Practical Partial Equilibrium Framework for Pricing of Mortality-Linked Instruments in Continuous Time

In this article we demonstrate the practical application of standard partial equilibrium, in backward stochastic differential equation (BSDE) framework, to pricing longevity bonds which are essential for functioning of the life market. The market for mortality linked instruments or so-called life market, is experiencing steady progress in its evolution (see Blake et al. (2018)), however, it is regretfully far from reaching its full potential estimated to be of tens of trillions of dollars (see Michaelson and Mulholland (2014)). Highly illiquid and, compared to equity markets, with a relatively very low number of transactions, the life market is comprised of series of negotiated, high monetary value, over-the-counter transactions between few agents that have different risk preferences.
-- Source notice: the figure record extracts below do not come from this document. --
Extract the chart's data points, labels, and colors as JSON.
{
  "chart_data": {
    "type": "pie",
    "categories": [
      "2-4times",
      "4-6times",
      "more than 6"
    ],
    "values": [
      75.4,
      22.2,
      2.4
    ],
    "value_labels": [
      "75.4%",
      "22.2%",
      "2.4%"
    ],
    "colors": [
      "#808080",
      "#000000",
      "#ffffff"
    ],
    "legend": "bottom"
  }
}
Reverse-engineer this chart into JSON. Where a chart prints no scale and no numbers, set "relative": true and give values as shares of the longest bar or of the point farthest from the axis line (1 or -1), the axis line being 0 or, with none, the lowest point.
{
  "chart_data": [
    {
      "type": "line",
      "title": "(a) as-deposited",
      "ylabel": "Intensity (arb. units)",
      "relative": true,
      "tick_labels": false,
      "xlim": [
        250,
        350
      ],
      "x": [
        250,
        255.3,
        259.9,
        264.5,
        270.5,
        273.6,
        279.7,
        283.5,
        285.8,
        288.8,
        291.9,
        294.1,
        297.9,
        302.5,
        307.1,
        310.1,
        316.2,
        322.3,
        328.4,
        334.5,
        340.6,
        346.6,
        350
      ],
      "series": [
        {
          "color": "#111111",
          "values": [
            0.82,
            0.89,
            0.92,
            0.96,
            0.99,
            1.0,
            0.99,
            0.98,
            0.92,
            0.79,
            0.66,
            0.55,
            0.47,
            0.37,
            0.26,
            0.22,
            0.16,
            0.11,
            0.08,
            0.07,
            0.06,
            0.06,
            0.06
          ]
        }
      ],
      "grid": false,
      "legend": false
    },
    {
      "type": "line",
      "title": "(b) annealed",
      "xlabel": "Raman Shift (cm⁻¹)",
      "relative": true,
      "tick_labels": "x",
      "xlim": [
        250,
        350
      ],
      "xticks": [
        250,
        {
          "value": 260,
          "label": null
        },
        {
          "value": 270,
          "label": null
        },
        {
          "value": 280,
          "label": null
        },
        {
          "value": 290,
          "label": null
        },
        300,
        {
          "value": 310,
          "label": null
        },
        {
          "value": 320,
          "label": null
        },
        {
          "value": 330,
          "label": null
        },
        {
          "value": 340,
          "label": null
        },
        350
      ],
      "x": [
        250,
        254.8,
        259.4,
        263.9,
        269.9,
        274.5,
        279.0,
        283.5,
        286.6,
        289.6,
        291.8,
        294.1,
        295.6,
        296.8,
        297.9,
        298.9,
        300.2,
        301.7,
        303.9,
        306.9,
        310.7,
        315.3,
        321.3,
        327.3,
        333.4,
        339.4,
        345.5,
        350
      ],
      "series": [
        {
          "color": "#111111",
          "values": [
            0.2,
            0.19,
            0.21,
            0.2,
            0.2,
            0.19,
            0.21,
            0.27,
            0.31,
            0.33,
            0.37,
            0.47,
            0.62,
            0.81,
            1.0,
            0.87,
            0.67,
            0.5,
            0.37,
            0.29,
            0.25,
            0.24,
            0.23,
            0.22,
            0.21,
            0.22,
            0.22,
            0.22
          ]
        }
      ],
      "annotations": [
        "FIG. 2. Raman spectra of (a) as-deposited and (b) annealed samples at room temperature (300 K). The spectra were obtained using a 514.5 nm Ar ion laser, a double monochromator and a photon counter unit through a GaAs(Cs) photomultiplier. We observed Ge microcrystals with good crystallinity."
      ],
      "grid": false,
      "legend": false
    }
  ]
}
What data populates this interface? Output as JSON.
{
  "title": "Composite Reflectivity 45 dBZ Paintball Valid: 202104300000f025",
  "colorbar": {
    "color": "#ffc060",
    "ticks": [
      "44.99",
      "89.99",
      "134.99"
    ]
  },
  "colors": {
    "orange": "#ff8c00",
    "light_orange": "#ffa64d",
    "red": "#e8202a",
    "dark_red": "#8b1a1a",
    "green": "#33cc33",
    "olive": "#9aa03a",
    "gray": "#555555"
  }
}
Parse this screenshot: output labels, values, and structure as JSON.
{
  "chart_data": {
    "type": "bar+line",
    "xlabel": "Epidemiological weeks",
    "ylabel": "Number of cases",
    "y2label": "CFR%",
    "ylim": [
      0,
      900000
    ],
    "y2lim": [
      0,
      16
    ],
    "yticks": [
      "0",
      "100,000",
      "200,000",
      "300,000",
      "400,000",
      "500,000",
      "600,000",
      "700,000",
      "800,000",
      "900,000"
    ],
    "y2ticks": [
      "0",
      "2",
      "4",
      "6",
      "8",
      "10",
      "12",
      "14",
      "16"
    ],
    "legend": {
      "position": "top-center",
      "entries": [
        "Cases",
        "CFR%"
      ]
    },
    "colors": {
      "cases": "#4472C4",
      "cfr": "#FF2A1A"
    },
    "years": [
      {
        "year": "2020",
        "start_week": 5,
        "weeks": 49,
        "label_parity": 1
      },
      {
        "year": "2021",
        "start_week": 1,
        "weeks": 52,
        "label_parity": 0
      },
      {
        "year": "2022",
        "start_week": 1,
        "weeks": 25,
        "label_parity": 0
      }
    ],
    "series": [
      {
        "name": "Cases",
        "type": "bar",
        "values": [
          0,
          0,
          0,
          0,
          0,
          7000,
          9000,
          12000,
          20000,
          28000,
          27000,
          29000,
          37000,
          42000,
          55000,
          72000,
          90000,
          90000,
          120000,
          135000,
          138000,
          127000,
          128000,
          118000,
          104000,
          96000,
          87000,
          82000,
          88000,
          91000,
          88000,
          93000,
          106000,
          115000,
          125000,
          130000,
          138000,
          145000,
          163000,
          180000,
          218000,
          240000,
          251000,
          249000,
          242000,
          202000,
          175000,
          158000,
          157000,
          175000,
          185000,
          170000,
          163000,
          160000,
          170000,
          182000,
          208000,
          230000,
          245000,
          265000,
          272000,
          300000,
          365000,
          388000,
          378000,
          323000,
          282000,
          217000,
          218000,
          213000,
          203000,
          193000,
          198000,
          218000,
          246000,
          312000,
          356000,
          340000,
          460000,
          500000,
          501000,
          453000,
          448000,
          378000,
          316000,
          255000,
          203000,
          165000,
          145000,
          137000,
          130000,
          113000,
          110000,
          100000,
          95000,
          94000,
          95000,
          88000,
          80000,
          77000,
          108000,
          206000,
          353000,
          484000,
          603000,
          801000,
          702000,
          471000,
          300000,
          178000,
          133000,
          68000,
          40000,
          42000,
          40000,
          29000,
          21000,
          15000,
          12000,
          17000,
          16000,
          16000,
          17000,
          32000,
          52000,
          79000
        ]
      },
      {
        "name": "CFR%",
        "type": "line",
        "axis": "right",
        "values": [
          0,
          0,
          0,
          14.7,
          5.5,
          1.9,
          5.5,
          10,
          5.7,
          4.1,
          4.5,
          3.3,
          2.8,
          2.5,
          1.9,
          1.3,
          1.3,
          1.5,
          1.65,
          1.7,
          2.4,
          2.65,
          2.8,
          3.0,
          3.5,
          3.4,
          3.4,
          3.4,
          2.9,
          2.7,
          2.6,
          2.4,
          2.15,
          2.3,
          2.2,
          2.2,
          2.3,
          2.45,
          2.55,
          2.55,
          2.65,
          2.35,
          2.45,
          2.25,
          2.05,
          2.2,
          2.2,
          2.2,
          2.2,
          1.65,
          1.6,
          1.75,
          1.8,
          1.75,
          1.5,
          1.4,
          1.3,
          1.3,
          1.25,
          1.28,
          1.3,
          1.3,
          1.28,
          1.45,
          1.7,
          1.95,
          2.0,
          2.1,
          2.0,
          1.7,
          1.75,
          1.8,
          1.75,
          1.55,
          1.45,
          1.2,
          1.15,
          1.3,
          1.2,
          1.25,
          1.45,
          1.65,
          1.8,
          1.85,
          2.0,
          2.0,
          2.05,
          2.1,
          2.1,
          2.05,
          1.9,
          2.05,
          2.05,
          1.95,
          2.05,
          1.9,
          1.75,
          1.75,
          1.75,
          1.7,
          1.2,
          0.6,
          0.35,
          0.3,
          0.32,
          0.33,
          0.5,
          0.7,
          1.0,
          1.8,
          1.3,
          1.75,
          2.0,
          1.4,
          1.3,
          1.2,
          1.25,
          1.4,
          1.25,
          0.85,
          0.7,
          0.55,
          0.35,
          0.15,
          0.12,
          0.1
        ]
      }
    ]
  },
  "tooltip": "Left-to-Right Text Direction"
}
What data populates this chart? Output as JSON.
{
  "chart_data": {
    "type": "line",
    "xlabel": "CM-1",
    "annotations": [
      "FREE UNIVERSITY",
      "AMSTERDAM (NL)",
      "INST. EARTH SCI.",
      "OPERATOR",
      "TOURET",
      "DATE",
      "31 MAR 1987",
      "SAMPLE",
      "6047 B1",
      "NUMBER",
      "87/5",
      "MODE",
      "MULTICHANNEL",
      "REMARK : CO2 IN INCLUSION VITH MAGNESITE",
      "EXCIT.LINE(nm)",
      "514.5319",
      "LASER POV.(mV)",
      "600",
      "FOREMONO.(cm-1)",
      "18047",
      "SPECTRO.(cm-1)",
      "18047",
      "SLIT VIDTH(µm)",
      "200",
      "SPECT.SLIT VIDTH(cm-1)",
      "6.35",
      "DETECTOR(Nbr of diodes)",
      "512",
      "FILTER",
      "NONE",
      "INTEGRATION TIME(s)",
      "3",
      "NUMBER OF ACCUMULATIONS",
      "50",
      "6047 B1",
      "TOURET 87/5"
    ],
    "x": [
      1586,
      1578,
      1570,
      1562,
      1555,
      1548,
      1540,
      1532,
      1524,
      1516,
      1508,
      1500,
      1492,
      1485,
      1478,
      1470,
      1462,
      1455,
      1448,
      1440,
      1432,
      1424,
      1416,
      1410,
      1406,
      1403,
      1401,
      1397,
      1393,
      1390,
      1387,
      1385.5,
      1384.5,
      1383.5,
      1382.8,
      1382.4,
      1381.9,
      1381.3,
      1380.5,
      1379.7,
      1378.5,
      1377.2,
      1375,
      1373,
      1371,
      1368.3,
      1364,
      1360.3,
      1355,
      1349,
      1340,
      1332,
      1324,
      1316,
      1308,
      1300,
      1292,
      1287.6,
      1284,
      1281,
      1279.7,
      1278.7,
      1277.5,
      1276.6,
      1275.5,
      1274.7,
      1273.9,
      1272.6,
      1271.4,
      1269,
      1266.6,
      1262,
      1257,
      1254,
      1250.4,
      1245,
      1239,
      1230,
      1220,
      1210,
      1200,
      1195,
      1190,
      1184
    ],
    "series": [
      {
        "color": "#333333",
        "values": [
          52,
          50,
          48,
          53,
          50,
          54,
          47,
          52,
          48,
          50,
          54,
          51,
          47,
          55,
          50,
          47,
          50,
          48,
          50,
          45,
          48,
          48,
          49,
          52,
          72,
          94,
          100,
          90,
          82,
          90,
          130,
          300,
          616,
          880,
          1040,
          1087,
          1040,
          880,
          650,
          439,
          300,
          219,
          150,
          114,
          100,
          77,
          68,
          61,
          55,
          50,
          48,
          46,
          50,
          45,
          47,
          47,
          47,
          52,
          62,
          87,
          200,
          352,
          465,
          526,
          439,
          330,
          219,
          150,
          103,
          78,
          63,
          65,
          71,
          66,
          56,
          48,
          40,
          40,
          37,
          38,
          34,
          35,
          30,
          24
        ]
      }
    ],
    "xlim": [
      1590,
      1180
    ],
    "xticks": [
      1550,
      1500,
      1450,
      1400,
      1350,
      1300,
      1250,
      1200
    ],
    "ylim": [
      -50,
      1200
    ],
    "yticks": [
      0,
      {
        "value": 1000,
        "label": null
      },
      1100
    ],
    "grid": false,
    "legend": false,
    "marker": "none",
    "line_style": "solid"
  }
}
To accommodate these realities we demonstrate an application of a partial equilibrium framework for pricing longevity bonds. We do this under the assumption of stochastic mortality intensity that affects the income of economic agents who trade in risky financial security and longevity bond to maximize their monetary utilities. Thus, by rooting ourselves in a foundational economic principle, as a practical contribution, we find the endogenous equilibrium bond price which is numerically computed. In a realistic setting of two agents in a transaction, numerical experiments confirm the expected intuition of price dependence on model parameters. As a theoretical contribution, we prove that our longevity bond completes the market.